To save money, Mayer said that Hochul changed the formula to one of the key variables in determining the level of aid, the regional Consumer Price Index (CPI), to average the last 10 years after removing the highest and lowest years. The governor also eliminated the save-harmless provision, which guaranteed that even if a district’s enrollment went down and CPI was low, districts would not see a Foundation Aid reduction from one year to the next.

“This is wrong, the impact is devastating; it cannot be justified,” Mayer said. “There is a time for conversation about updating the formula. We are calling for that, but the time is not right now to pull the rug out, as Erika said, from our schools and from our kids. It’s absolutely unacceptable.”

While virtually all districts in Westchester and Putnam counties would see a reduction in aid, some districts’ losses are heavier than others. In Westchester, the Bedford School District stands to lose nearly $1.6 million in Foundation Aid, a 30.5 percent reduction, the greatest cut on a percentage basis of any district in the two counties, except for the K-8 districts of Pocantico Hills and Garrison in Putnam County, which will each lose 39 percent of its aid.

Bedford Superintendent of Schools Dr. Robert Glass said the abrupt state reduction contributed to him proposing a first draft of his 2024-25 district budget Wednesday evening that would cut 26 teaching positions and seven aides.

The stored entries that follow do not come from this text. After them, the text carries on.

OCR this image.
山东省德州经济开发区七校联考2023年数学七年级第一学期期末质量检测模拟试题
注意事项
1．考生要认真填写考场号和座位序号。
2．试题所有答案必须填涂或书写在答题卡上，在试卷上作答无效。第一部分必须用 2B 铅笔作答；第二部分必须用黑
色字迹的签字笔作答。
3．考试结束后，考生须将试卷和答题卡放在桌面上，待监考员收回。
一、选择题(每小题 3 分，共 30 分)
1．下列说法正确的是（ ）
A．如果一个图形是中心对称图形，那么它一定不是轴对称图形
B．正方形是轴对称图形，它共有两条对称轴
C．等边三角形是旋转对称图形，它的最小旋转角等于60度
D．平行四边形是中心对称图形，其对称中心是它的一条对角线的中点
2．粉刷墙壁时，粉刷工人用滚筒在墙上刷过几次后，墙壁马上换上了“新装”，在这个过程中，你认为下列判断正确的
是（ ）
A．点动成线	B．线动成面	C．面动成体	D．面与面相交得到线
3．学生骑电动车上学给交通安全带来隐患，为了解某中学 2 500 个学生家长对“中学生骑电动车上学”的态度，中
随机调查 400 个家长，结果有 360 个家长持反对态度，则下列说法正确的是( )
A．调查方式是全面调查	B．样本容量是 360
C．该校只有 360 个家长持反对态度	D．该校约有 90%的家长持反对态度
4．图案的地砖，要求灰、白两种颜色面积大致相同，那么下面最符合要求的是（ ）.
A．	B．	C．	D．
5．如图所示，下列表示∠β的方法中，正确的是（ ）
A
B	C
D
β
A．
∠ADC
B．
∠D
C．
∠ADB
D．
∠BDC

Coupled with the expiration of federal pandemic funds and the district under a multiyear plan to right-size its staff to account for a nearly 20 percent enrollment reduction during the past eight years, the loss of Foundation Aid would have devastating effects, he said.

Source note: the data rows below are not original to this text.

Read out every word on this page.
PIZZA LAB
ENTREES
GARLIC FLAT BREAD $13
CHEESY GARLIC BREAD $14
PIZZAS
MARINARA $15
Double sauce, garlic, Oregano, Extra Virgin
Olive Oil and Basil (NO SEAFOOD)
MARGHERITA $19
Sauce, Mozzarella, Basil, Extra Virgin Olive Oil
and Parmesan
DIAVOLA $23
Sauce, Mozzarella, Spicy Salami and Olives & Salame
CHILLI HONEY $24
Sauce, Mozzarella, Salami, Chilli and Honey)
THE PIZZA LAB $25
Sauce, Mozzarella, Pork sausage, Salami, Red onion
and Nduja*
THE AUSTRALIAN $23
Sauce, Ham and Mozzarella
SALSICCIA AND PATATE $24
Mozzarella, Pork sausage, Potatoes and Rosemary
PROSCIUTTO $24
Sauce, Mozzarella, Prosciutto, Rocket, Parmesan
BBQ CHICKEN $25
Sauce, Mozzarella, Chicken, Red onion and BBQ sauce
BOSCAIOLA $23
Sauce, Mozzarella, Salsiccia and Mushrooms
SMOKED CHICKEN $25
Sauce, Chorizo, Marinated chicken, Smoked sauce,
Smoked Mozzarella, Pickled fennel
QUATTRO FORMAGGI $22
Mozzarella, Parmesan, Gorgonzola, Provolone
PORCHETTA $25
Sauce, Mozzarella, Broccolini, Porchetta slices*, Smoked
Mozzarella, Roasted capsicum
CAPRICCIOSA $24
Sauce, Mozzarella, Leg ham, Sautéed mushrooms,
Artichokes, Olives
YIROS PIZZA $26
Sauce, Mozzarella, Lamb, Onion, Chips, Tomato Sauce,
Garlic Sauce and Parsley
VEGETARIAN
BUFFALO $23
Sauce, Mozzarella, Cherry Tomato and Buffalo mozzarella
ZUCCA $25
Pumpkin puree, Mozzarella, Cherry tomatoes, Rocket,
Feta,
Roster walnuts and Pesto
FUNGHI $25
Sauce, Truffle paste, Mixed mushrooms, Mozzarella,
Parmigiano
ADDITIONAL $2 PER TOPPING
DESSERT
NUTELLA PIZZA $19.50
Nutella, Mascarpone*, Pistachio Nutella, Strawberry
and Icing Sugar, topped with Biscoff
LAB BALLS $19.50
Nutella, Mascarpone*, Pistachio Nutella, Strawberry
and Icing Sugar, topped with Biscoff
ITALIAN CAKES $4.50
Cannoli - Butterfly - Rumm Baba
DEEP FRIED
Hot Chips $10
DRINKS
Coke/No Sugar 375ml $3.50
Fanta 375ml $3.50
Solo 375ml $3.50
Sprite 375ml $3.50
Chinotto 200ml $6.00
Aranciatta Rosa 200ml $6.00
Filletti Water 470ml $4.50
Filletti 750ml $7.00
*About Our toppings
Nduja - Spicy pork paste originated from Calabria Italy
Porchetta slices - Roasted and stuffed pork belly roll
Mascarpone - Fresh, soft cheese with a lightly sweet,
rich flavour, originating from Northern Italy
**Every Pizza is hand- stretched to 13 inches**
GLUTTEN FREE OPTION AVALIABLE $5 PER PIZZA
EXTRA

Bedford is considered a high-wealth district, but also has high needs with its increasing percentage of students who come from homes where English is not the first language and many students who meet the criteria for free or reduced lunch.

“So we have had to embark on a three-year plan to systematically right-size our budget, to not chip away at programs but chip away at the budget enough so we can keep as much of our programs in place to have our students more focused, and we’ve been doing that very successfully,” Glass said.

The heads of three Westchester districts’ teachers’ unions also urged to Hochul to restore the aid.

“The reality of this budget represents a broken promise,” said Kara McCormick-Lyons, the president of the White Plains Federation of Teachers. “It’s a broken promise, actually it’s 419 million broken promises to students and school communities across the state.”

Putnam County’s six districts would see a combined reduction of about $1.4 million.

The deadline for the state legislature to complete work and adopt a Fiscal Year 2025 budget is Apr. 1, but last year the budget was late.